I love Qing Tuan. But I don’t know where to buy them in Singapore. I decided to make them by myself. Yet, another problem is I don’t know where to get 艾草 Ai Cao (Artemisia argyi, commonly known as silvery wormwood or Chinese mugwort). It’s one of the main ingredients to make the dough. So I have to replace it with pandan, which is very common here in Singapore.
But the color is not as green as Ai Cao. I guess spinach would be a better choice.
Ingredients:
glutinous rice flour 180g
rice flour 20g
pandan leaves 20
water 1 cup
oil 10g
red bean paste 200g
1, In a big bowl, mix glutinous rice flour and rice flour.
2, Cut pandan leaves into small pieces. Put them into the blender with water and blend. Drain the water. Only keep 140g of the green water.

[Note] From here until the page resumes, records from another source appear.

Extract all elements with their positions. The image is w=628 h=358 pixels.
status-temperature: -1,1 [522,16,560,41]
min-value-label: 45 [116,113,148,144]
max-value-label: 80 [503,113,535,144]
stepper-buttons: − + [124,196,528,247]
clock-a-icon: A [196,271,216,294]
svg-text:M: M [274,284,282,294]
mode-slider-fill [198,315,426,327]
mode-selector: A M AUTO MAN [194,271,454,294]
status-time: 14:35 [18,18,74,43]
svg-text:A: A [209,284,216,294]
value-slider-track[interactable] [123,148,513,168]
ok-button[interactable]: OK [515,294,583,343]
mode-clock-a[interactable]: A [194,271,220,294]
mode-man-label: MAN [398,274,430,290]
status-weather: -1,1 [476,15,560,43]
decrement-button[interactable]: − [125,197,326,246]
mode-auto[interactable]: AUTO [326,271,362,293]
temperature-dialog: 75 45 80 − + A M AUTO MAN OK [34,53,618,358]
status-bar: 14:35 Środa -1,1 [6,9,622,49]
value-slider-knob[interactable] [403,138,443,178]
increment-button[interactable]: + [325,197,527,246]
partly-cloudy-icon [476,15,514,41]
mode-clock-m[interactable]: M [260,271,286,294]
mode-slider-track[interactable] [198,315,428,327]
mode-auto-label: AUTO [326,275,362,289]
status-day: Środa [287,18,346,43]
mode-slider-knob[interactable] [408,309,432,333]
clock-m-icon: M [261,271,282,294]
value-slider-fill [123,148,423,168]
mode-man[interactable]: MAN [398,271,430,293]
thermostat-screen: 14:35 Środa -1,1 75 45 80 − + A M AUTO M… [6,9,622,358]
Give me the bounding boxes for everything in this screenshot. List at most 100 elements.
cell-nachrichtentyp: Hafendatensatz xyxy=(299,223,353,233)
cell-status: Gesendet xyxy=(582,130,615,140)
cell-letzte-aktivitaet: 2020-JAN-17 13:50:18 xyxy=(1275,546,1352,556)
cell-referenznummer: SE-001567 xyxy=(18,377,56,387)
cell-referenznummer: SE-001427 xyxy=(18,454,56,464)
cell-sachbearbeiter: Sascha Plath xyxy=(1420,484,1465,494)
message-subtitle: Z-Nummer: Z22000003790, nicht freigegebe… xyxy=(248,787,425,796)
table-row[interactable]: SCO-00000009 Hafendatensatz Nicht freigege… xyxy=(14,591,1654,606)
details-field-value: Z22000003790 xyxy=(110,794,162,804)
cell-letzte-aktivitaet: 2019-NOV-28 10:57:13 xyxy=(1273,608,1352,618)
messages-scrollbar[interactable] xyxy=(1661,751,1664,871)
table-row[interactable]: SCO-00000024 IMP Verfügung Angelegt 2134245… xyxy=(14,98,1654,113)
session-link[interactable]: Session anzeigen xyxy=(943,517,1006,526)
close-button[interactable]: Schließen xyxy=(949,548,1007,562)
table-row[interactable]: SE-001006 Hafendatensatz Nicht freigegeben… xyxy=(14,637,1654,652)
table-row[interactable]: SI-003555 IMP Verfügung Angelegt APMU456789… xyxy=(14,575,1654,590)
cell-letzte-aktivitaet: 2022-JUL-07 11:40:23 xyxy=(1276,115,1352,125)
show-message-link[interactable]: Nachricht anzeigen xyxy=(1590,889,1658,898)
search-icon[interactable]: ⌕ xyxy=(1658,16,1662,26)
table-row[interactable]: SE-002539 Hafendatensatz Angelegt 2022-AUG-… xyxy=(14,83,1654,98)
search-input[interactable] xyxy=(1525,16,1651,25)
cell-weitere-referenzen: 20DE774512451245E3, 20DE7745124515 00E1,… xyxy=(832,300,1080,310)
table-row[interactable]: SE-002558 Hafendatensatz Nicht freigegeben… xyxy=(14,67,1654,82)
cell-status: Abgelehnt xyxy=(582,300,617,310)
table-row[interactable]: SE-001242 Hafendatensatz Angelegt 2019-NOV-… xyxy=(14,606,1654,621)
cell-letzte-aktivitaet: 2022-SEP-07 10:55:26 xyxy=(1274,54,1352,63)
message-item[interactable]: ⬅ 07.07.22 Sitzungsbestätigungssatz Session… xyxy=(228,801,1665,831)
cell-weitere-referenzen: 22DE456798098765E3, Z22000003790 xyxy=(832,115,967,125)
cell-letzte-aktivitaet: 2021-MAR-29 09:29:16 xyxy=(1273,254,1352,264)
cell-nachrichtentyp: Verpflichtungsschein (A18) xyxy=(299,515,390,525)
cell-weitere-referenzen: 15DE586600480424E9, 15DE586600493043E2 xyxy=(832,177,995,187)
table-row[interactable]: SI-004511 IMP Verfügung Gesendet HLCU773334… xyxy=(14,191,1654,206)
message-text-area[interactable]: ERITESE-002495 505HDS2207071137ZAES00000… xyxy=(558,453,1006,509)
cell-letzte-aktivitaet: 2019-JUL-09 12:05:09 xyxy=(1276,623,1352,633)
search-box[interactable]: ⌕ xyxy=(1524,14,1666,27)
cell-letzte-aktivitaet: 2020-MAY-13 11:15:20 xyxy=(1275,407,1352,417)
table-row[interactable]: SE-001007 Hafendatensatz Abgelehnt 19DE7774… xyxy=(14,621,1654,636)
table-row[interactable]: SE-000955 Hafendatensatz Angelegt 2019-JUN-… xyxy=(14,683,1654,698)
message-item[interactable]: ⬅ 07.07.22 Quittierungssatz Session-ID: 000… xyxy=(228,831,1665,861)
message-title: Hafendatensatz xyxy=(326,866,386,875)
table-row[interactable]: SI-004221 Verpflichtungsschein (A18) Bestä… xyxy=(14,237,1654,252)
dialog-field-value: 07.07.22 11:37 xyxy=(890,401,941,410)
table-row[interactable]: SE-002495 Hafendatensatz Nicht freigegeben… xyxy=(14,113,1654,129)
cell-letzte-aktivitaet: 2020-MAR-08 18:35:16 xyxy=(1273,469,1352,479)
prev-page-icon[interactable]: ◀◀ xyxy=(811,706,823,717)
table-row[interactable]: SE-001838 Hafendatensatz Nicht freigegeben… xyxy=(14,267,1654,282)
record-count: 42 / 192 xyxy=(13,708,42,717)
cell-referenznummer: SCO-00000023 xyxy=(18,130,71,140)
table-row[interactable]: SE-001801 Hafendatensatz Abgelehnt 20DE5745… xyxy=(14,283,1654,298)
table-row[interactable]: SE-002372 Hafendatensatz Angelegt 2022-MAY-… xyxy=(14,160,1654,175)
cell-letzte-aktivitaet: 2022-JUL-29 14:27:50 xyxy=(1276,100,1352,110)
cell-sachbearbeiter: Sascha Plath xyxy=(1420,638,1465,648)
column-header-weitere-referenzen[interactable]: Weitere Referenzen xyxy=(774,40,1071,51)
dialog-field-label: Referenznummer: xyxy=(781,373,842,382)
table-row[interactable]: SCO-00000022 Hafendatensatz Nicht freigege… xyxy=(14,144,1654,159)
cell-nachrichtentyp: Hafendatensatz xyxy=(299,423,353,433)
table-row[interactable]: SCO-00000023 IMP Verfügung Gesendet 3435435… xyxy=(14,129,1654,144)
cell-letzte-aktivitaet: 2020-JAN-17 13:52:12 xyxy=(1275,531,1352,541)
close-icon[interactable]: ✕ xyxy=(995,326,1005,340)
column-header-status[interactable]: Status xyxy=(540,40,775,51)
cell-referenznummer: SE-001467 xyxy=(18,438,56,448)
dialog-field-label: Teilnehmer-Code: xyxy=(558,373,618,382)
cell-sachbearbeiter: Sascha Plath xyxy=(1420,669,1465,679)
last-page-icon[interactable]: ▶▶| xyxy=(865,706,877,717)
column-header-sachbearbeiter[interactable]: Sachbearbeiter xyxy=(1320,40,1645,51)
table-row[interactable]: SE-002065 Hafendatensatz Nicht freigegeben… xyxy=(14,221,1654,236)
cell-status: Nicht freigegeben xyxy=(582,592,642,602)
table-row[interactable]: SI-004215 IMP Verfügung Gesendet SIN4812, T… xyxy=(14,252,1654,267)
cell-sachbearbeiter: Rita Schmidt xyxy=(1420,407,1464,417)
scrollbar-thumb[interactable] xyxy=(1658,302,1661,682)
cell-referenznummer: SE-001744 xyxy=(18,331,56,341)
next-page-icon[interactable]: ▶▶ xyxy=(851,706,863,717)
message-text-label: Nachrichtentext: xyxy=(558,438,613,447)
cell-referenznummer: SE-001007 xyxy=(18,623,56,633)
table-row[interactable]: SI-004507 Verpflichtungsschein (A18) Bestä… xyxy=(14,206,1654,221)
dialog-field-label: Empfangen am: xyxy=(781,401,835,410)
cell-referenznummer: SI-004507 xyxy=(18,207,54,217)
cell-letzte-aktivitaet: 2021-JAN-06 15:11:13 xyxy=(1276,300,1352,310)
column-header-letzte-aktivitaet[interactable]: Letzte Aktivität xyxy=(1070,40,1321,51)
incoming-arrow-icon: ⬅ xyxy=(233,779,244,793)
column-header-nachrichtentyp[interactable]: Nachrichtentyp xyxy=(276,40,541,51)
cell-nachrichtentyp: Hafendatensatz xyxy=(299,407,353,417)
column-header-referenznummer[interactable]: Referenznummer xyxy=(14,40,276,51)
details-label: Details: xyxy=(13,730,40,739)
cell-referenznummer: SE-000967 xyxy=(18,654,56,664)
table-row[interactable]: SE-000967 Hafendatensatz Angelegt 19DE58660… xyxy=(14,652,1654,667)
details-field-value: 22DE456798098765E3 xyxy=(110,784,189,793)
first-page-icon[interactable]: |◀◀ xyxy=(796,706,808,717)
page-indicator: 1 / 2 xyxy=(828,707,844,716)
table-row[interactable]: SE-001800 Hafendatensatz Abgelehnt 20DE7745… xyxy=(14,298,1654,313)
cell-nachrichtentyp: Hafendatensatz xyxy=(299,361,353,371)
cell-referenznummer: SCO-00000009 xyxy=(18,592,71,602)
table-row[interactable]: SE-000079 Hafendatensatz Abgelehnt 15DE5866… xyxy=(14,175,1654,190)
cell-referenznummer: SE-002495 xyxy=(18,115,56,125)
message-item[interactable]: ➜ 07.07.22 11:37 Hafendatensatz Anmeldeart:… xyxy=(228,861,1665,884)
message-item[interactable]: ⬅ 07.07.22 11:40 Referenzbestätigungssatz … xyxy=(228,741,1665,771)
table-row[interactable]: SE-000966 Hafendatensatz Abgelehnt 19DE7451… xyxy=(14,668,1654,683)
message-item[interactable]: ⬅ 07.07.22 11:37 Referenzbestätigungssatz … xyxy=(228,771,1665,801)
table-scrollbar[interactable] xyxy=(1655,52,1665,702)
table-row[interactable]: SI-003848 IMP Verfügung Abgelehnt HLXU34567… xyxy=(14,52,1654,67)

3, Heat green water in a pot. Turn off the heat when it’s about to boil.
4, Pour the hot green water into the flour mixture while stirring. Add in oil.
5, Knead it into a big dough ball.
6, Divide dough ball into smaller ones with each about 35g. Divide red bean paste into 10 smaller balls with 20g each.
7, Press the small dough balls into a thin and flat disc. Place the red bean paste into middle. And gently wrap it up.
8, Better put parchment paper under the Qing Tuan. And steam over hot water for 12 mins.
I really really love those green rice balls. Very delicious.